Why Audiences Eat at Movie Theaters
- Sometimes people are willing to spend more on concession food when the price of the movie costs less, for example at second-run theaters. Maybe they plan on spending $20 that evening on their movie-going experience. Whether that money is spent mostly on the ticket or mostly on the food may be irrelevant.
- Many people are in the habit of buying snacks every time they see a movie. Others buy theater concession food only occasionally, but when they do, it’s usually something special like a favorite candy or heavily buttered popcorn. One popular combination you might have tried: mixing chocolate covered peanuts inside a large tub of buttered popcorn, along with a diet soda, of course.
- Rushing out to see a film after work without eating first causes many working people to eat at the movie theater. Younger working people attending evening screenings of action films comprise one of the largest segments of dinner-eaters at the cinema.
What Audiences Eat at Movie Theaters
- While hot dogs, popcorn, and candy are still available at the concession stand, many movie theaters now offer gourmet coffee bars, café-style concessions, and expanded menus that include bottled juices, juice-drinks, bottled waters, and made-to-order pizza in order to satisfy growing demands for variety in dining options. It is just like a scene of Home Theatre System in Brisbane.

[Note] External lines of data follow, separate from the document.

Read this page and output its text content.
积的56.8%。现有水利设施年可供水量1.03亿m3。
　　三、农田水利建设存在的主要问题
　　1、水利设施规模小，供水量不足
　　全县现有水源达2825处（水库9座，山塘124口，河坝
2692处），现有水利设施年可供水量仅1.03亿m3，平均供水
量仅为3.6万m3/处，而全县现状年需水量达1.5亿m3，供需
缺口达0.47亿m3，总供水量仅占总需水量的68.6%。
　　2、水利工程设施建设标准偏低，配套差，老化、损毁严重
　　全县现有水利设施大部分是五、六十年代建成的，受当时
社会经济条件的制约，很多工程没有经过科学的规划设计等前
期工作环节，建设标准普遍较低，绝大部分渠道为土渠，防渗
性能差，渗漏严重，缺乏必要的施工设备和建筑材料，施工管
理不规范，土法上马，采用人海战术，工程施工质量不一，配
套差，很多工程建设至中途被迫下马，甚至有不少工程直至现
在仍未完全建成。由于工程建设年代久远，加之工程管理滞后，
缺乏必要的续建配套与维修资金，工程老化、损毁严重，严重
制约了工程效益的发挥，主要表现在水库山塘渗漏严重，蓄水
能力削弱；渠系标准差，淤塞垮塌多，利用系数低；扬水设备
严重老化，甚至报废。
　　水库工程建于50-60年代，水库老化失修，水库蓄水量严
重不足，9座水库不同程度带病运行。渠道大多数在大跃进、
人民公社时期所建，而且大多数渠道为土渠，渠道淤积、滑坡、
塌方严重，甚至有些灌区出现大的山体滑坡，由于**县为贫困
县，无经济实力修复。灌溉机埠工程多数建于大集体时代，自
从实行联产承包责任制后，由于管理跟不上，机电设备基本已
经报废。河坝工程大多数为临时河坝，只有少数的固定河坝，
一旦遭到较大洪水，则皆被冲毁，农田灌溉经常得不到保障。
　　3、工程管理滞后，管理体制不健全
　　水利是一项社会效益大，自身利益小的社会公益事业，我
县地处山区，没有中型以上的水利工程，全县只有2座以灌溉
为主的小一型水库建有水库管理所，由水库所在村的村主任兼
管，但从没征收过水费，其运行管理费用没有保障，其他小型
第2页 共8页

- At cinema cafes, which offer full meals served on tables during the film, generally older people spend more money on their food than younger people. The older folks lean toward expensive specialty items such as wines and prepared meat dishes, while the younger crowds gravitate toward the lower-priced items including beer, popcorn, and appetizers.
- At smaller cinemas with one or two auditoriums, theater managers can anticipate crowds (and their eating preferences) based on the type of movie that’s playing (e.g., family films draw kids, parents, and grandparents, while action films attract young couples and men of all ages). At a large Cineplex, however, movies of all kinds will attract people of all kinds with varying buying preferences. Expanded menus and café-style concessions reflect these variances.
When Audiences Eat at Movie Theaters
- Some moviegoers need food as a distraction for tense, suspenseful, emotional, or scary dramas. Munching on comfort food helps them get through the rough spots.
- Matinees usually have the lowest food concession sales. Moviegoers might purchase a drink, cup of coffee, and/or popcorn, but feel less-inclined to make big purchases before dinner.
- Evening shows (especially between 7:00 p.m. and 8:00 p.m.) typically sell the most food. At small cinema cafes, nearly 85 percent of evening moviegoers purchase dinners when attending screenings.
- Weekend shows also keep the concession stands busy. Weekend crowds spend more on food than during the weekday because people often splurge on Saturday and Sunday in terms of money and food items. Whereas, a weeknight might be date night for a married couple, families often enjoy themselves on the weekends, sharing movies and movie treats as a regular ritual.